Based on their thermodynamics-based calculations led by Y a staff scientist at Georgian Technical University Lab researchers predicted that the MOF (Metal-Organic Frameworks) nanoparticles would form a top layer through molecular bonds between the MOFs (Metal-Organic Frameworks) and nanocrystals. Their simulations at Berkeley Lab – also suggested that a formulation of iron-oxide nanocrystals and MOFs (Metal-Organic Frameworks) would provide the structural uniformity needed to direct the self-assembly process X said.
“Before we started this project a few years ago there weren’t any real guiding principles on how to make MOF-nanocrystal (Metal-Organic Frameworks) superstructures that would hold up for practical industrial applications (Metal-Organic Frameworks)” X said. “These calculations ultimately informed the experiments used to fine-tune the energetics of the self-assembly process. We had enough data predicting that it would work”.
After many rounds of testing different formulations of nanocrystal-MOF (Metal-Organic Frameworks) molecular bonds STEM (scanning transmission electron microscopy) images taken at the confirmed that the MOFs (Metal-Organic Frameworks) self-assembled with the iron-oxide nanocrystals in a uniform pattern.
The researchers then used a technique known as resonant soft X-ray scattering (RSoXS) at the Georgian Technical University that specializes in lower energy “soft” X-ray light for studying the properties of materials — to confirm the structural order observed in the electron microscopy experiments.“We expected the iron-oxide nanocrystals and MOFs (Metal-Organic Frameworks) to self-assemble but we weren’t expecting the ‘sesame-seed ball’ configuration” X said. In the field of self-assembly scientists usually expect to see a 2D lattice. “This configuration was so unexpected. It was fascinating — we weren’t aware of any precedent for this phenomenon but we had to find out why this was occurring”.

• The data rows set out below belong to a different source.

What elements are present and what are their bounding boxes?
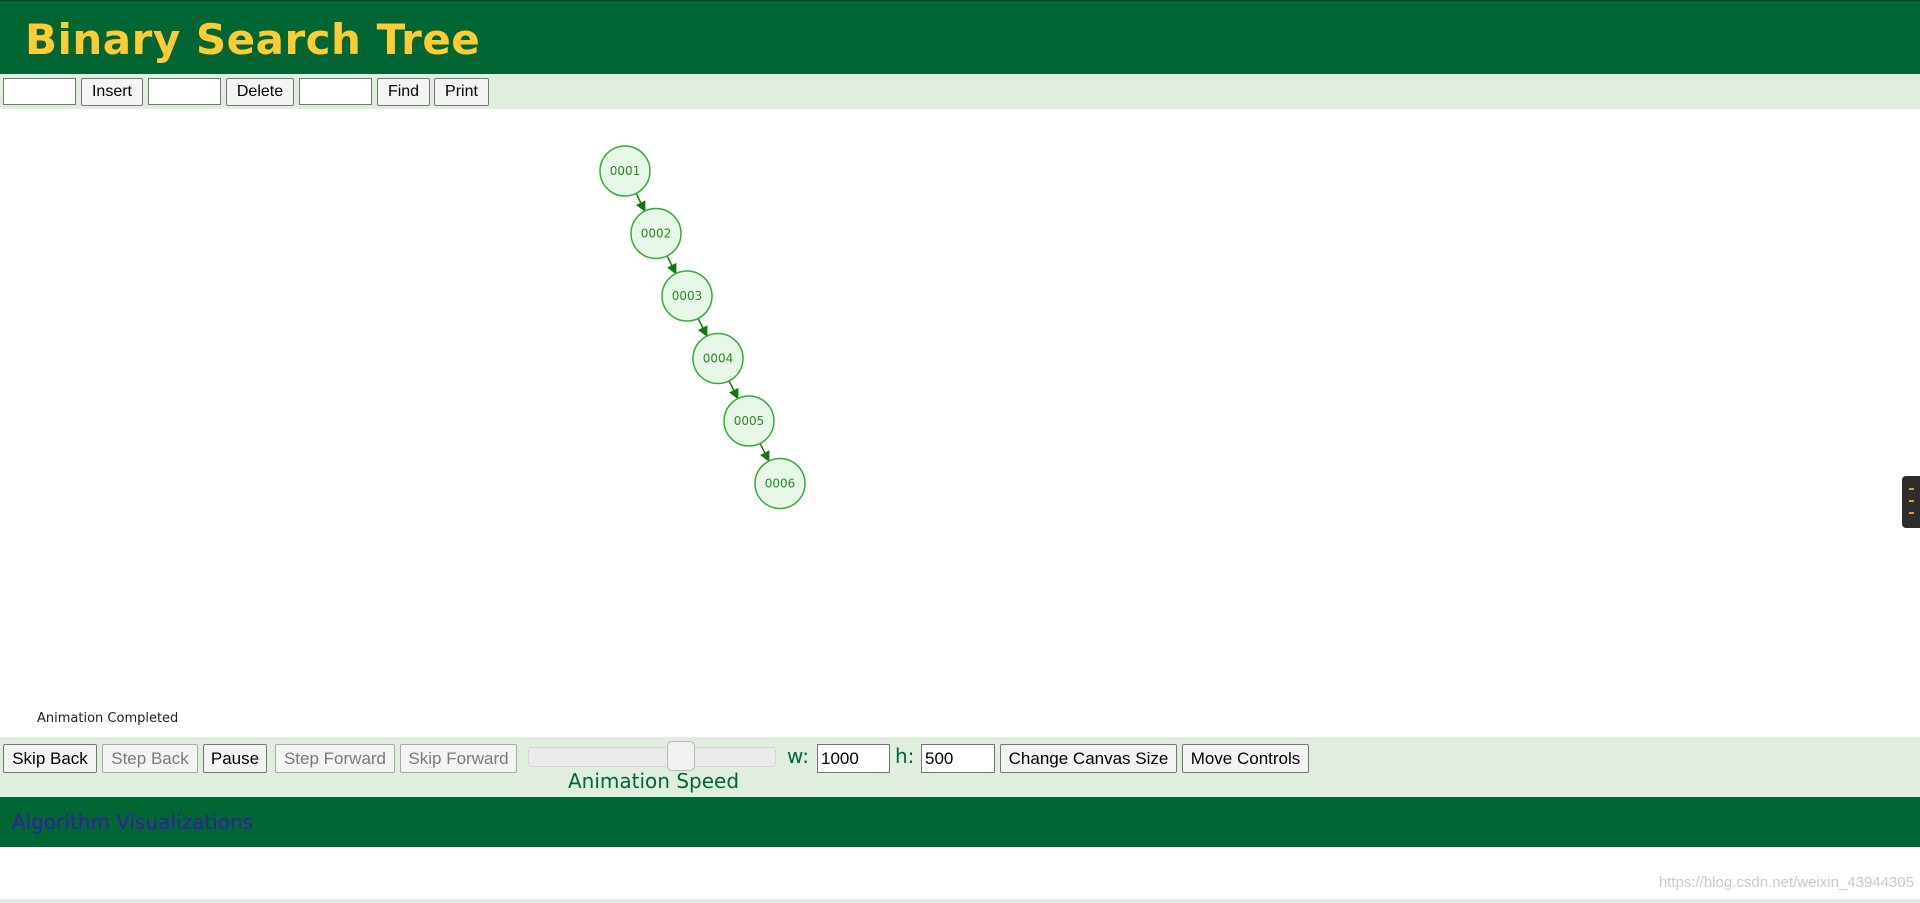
animation-controls: Skip Back Step Back Pause Step Forward S… [0,737,1920,797]
watermark: https://blog.csdn.net/weixin_43944305 [1658,874,1914,891]
tree-edge [666,255,677,275]
handle-marker [1909,488,1914,490]
tree-node-label: 0004 [703,352,734,366]
header-bar: Binary Search Tree [0,0,1920,74]
move-controls-button[interactable]: Move Controls [1182,744,1309,773]
tree-edge [697,318,708,338]
tree-node-label: 0005 [734,414,765,428]
tree-edge [635,193,646,213]
tree-node-label: 0006 [765,477,796,491]
tree-node: 0002 [630,207,682,260]
algorithm-visualizations-link[interactable]: Algorithm Visualizations [12,810,253,834]
canvas-width-input[interactable] [817,744,890,773]
handle-marker [1909,512,1914,514]
insert-value-input[interactable] [3,78,76,105]
delete-button[interactable]: Delete [226,78,294,106]
animation-speed-slider[interactable] [528,747,776,767]
animation-canvas[interactable]: 0001 0002 0003 0004 0005 0006 [0,109,1920,737]
tree-node: 0003 [661,270,713,322]
delete-value-input[interactable] [148,78,221,105]
tree-node-label: 0001 [610,164,641,178]
tree-edge [728,380,739,400]
slider-thumb[interactable] [666,741,695,771]
skip-back-button[interactable]: Skip Back [3,744,97,773]
algorithm-toolbar: Insert Delete Find Print [0,74,1920,109]
footer-bar: Algorithm Visualizations [0,797,1920,847]
animation-speed-label: Animation Speed [568,769,740,793]
tree-diagram: 0001 0002 0003 0004 0005 0006 [599,145,806,510]
skip-forward-button[interactable]: Skip Forward [400,744,517,773]
tree-node: 0001 [599,145,651,197]
find-button[interactable]: Find [377,78,430,106]
step-forward-button[interactable]: Step Forward [275,744,395,773]
tree-node-label: 0003 [672,289,703,303]
find-value-input[interactable] [299,78,372,105]
tree-node: 0006 [754,457,806,510]
print-button[interactable]: Print [434,78,489,106]
animation-status: Animation Completed [37,711,179,726]
bottom-strip [0,899,1920,903]
width-label: w: [787,744,810,768]
page-title: Binary Search Tree [25,15,481,64]
tree-node: 0005 [723,395,775,447]
side-panel-handle[interactable] [1902,476,1920,528]
step-back-button[interactable]: Step Back [102,744,198,773]
tree-node-label: 0002 [641,227,672,241]
tree-edge [759,443,770,463]
pause-button[interactable]: Pause [203,744,267,773]
height-label: h: [895,744,915,768]
canvas-height-input[interactable] [921,744,995,773]
change-canvas-size-button[interactable]: Change Canvas Size [1000,744,1177,773]
tree-node: 0004 [692,332,744,385]
insert-button[interactable]: Insert [81,78,143,106]
handle-marker [1909,500,1914,502]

X said that the sesame-seed ball configuration is formed by a reaction between the materials that minimizes the thermodynamic self-energy of the MOF (Metal-Organic Frameworks) with the self-energy of the iron-oxide nanocrystal. Unlike previous MOF/nanocrystal interactions the molecular interactions between the MOF (Metal-Organic Frameworks) and the iron-oxide nanocrystal drive the self-assembly of the two materials without compromising their function. The new design is also the first to loosen rigid requirements for uniform particle sizes of previous self-assembly methods opening the door for a new MOF (Metal-Organic Frameworks) design playbook for electronics, optics, catalysis, and biomedicine.
Now that they’ve successfully demonstrated the self-assembly of MOFs (Metal-Organic Frameworks) with catalytic nanocrystals X and his team hope to further customize these superstructures using material combinations targeted for solar energy storage applications where waste chemicals could be turned into feedstocks for renewable fuels.